Promouvoir une politique libertaire peut passer par une refonte des sphères qui sera à mon avis nécessaire, afin qu’un système politique garantisse la liberté individuelle contre l’oppression. Ou comment tenter de concilier liberté et égalité ; romantisme existentiel d’une part, réalisme de l’autre...

La sphère politique : le fédéralisme libertaire

Dans une perspective d’organisation libertaire de la société, l’économie et la politique serait refondues dans un sphère commune.
Elle peut se subdiviser en cinq sous-ensembles interdépendants :

- les fédérations de producteurs / travailleurs : chargées de produire des biens essentiels ou encore des biens décidés par la collectivité, ainsi que d’assurer le fonctionnement des services publics utiles : transports, soins, éducations... Ces fédérations fonctionneraient sans patron, l’organisation du travail serait décidée collectivement lors des AG des travailleurs, chaque semaine par exemple, et l’orientation générale déterminée par l’ensemble de la population. Chaque individu se verrait fixer des objectifs, en sachant qu’il participera aussi à cette définition, mais serait libre ensuite de décider de la question de l’organisation de son travail. Ce même travail ne serait plus individualisé mais pourrait être pris en charge, par exemple, par une "fratrie" (voir aussi la question de la rémunération, plus bas). La hiérarchisation du travail entre deux grands ensembles, le travail socialement utile et le travail récréatif (déplacé dans la sphère communautaire), permettrait de libérer d’énormes marges temporelles : aujourd’hui la majeure partie du travail n’est pas utile socialement. Le fait que chacun participe aux décisions, s’entraide et l’égalité dans le partage des richesses annihileraient l’aliénation du travail, ou tout du moins la décentrerait fortement. Par exemple, travailler dans une cuisine libertaire n’est déjà pas considéré comme une oppression par les travailleurs, par contre travailler dans un mac do, si. Enfin, ces marges de temps libérées permettraient de diminuer le temps de travail.

- Les assemblées générales populaires : s’ancrant dans une ville, puis dans des fédérations régionales, elles seraient la source du pouvoir politique... D’après l’avis des commissions qu’elles éliraient, elles orienteraient le sens de la production suivant les nécessités et les désirs sociaux. Son second rôle serait d’assurer la vie sociale et culturelle de la cité. Chaque habitant du lieu (il faut bien un ancrage politique) pourrait participer aux AG. Certains travaux seraient à la charge des AG de quartier comme par exemple le ramassage des ordures qui, effectué collectivement, prendrait peu de temps (et permettrait de réduire les ordures à la source ou de favoriser le compostage, comme on cherchera à s’emmerder le moins possible).

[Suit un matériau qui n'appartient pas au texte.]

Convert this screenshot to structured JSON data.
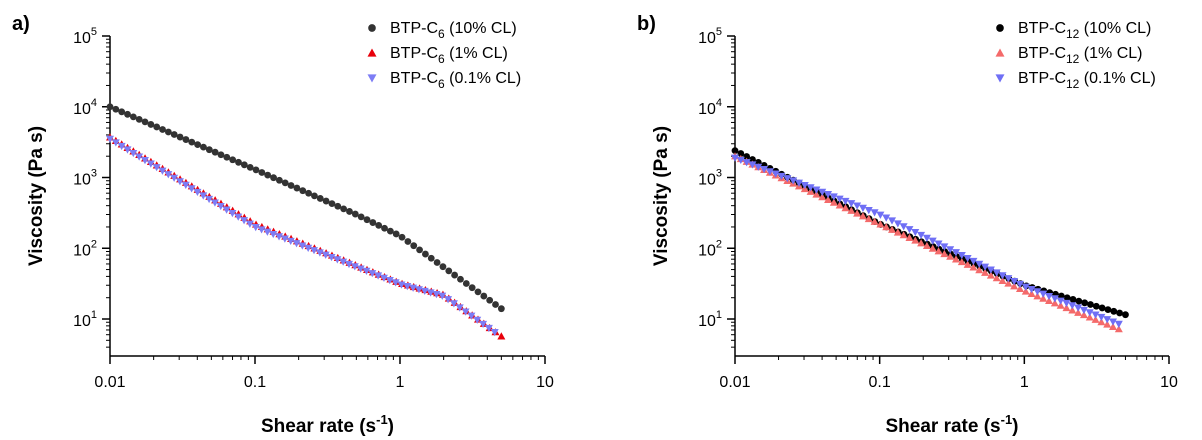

- les assemblées de mandatés (ou d’élus) : la délégation de pouvoir ne pourra sans doute pas disparaître - chacun d’entre nous ne peut pas s’occuper de tout en même temps. Les assemblées de mandatés diffèreront des assemblées d’élus telles qu’elles existent aujourd’hui. Il n’y aura plus en effet de professionnel de la politique, la formation politique sera permanente et ce dès le plus jeune âge, et tous les mandats révocables si les élus ne les suivent pas. Les mandats seront courts, la rotation encouragée, la transparence obligatoire sur le plan politique. Lorsqu’un nouveau mandaté sera élu, l’ancien devra le former pendant 6 mois et aura un droit de regard direct sur le travail de son remplaçant pendant 6 autres mois. On peut imaginer des assemblées générales d’élus ainsi que des assemblées spécifiques liées aux fédérations de travailleurs, ce qui permettra de créer un équilibre de pouvoir entre les deux. Par exemple, si la fédération des travailleurs fluviaux développe le transport de cette nature, une commission d’élus travaillera aussi avec elle et soulignera d’éventuelles carences, ce qui permettra aussi à l’ensemble de la population de se réapproprier le travail si besoin est. En cas de grave problème, la justice sera également assurée par des élus, mais issus d’autres régions que la personne mise en cause. (voir plus bas)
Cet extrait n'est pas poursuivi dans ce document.